I don’t think most of us realise that we use live streaming nearly every day. Most social media apps offer it as a service. My favourite is Facetime and I use Skype for work every day. It is also, unfortunately, being used by paedophiles to groom children and live-stream child abuse. Apparently, offenders are using the dark web to groom children on the mainstream internet.
I know I have said this before, but it isn’t just parents’ and schools’ responsibility; it is the social networks’ responsibility too, and I totally agree with Sajid Javid MP’s demand for the tech companies to do more to combat online child sex abuse. According to the NCA report, “the technology exists for industry to design-out these offences, to stop these images being shared. Whilst some online platforms have taken important steps to improve safety, we [NCA] are asking them to take it to the next step; to innovate, to use their brightest minds, and to invest in preventing these online offences from happening in the first place.”

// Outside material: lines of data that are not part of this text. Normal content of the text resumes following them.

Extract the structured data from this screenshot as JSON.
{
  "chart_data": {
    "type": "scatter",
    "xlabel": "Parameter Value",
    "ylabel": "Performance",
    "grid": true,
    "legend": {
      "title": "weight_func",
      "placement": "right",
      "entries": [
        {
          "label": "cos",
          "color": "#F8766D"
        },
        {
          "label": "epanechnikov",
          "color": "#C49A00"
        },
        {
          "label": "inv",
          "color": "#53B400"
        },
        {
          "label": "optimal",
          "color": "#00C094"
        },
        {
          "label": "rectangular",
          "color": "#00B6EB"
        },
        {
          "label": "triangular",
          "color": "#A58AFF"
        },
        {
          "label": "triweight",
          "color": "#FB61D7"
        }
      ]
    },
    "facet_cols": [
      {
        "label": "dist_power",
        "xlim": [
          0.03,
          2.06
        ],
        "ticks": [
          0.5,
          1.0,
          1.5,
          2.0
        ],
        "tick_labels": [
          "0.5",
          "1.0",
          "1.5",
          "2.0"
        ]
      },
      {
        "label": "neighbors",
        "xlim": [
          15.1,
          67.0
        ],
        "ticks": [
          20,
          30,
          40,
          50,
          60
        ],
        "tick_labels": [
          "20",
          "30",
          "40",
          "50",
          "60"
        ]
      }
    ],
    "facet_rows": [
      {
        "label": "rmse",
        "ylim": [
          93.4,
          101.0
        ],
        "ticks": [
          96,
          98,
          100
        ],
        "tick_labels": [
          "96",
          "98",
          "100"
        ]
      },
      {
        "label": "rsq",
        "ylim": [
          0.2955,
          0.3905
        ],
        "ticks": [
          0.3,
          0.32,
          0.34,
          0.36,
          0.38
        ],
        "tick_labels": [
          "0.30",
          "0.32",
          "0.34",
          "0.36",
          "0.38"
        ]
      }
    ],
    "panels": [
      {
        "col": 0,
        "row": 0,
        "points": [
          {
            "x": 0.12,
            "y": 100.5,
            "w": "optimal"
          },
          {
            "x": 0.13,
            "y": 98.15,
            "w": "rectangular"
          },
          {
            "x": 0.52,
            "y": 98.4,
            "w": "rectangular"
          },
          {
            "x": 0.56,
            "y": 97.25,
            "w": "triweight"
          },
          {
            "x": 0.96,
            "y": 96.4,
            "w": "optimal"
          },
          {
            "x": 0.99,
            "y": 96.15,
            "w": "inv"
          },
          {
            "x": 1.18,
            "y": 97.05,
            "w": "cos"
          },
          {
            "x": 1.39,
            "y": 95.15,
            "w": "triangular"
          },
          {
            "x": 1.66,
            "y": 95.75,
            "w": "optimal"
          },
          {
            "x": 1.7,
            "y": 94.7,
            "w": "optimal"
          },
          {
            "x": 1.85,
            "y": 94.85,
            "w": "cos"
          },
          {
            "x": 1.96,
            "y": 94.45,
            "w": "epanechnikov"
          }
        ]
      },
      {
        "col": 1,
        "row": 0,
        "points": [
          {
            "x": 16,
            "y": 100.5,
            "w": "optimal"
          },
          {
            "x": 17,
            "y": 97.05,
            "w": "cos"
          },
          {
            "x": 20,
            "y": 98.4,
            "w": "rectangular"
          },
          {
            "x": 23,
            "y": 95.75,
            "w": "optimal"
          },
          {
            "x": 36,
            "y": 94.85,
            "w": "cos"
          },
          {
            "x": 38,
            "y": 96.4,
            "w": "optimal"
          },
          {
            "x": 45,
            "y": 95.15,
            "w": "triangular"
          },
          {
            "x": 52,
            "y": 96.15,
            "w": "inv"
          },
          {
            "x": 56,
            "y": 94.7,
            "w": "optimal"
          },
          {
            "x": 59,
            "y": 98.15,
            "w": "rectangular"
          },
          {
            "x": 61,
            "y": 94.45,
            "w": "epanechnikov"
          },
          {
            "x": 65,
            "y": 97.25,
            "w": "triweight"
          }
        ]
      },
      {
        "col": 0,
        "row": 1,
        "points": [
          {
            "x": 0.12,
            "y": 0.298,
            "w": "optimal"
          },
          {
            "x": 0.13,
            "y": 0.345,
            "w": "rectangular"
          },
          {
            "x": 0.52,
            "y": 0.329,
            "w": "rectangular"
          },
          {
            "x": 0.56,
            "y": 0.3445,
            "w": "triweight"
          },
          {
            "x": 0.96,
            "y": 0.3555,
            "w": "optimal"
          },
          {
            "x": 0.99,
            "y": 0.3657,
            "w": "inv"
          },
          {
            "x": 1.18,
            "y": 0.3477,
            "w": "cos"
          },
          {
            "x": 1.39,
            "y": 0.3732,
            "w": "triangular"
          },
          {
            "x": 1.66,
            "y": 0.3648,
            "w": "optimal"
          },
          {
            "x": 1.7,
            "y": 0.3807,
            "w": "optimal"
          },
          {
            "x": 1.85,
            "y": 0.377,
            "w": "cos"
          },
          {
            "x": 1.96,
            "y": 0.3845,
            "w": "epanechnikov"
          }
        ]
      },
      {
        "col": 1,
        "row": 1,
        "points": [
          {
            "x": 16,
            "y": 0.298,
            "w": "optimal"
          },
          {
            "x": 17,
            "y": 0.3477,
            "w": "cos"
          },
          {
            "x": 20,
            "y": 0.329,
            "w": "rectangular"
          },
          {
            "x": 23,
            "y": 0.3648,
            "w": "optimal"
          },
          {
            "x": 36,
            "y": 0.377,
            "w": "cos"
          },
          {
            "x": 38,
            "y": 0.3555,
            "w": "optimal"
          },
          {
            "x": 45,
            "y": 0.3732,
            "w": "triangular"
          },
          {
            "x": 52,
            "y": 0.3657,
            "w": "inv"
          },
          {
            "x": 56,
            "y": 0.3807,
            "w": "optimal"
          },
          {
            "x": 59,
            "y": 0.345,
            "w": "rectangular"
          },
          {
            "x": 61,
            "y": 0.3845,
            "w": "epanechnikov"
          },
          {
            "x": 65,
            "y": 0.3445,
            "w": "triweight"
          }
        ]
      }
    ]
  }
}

What will it take to spur these technology companies to action? How many young lives must be ruined before things change? There are already 400 people arrested in the UK every month for these types of offences. The more I think about it, the angrier I become. I believe these companies should be fined millions for allowing this type of content to remain on their sites. Money seems to be the language they best understand. I know there is the dark web, but so much of this is happening via the live streaming apps like music.ly. Do we look to them to change their apps? Maybe there needs to be stronger age verification? On all the gambling sites you must put in ID and it must be verified. My son is a bit of an entrepreneur and desperate to have a Trading Account, but he can’t as he isn’t 18. Why do we not have these types of rules for Apps that put children at huge risk. The mental scarring of such an ordeal is unimaginable.
It is probably no coincidence that the number of offences is increasing while the hours our children are spending online is also growing. Education has got to be key. Children are unknowingly putting themselves at risk by downloading and accessing free chat rooms, apps and websites that support random messaging, voice and live streaming. This type of social networking promotes random contact with people online which can be exploited by paedophiles. Children must be taught not to share personal details, particularly anything that might identify them or their location.
When a child is being groomed online, it takes some time, it doesn’t happen overnight. We need to educate children on how to recognise this. We happily talk about Strange Danger, yet sometimes ignore the online world where children are often more unsupervised than they are outside the home. These predators behave like our children’s best friends. They make them feel good, feel part of something, promise them treats and then cleverly manipulate them to make them feel guilty and obliged to do what they demand. We must explain this to children and help them to identify the signs, to use their intuition if someone seems a bit “too nice”. They must be empowered to say “No” and know that it is not their fault and that we, as parents, will not blame them if they make a mistake.
We also need to discuss, in an age appropriate way, sexual acts via streaming. I know it’s tough enough talking about the birds and the bees, but the way children behave during live streaming is likely to be quite spontaneous and unless we warn children about this risk, how can we expect them to make the right decisions on the spur of the moment.
Above all, make sure you are alert to your child’s need to discuss any problems. Perhaps just ask them, at a quiet moment when no-one else is around, if they are happy and whether anything is worrying them – give them that chance to unburden themselves and you might save them from something much worse.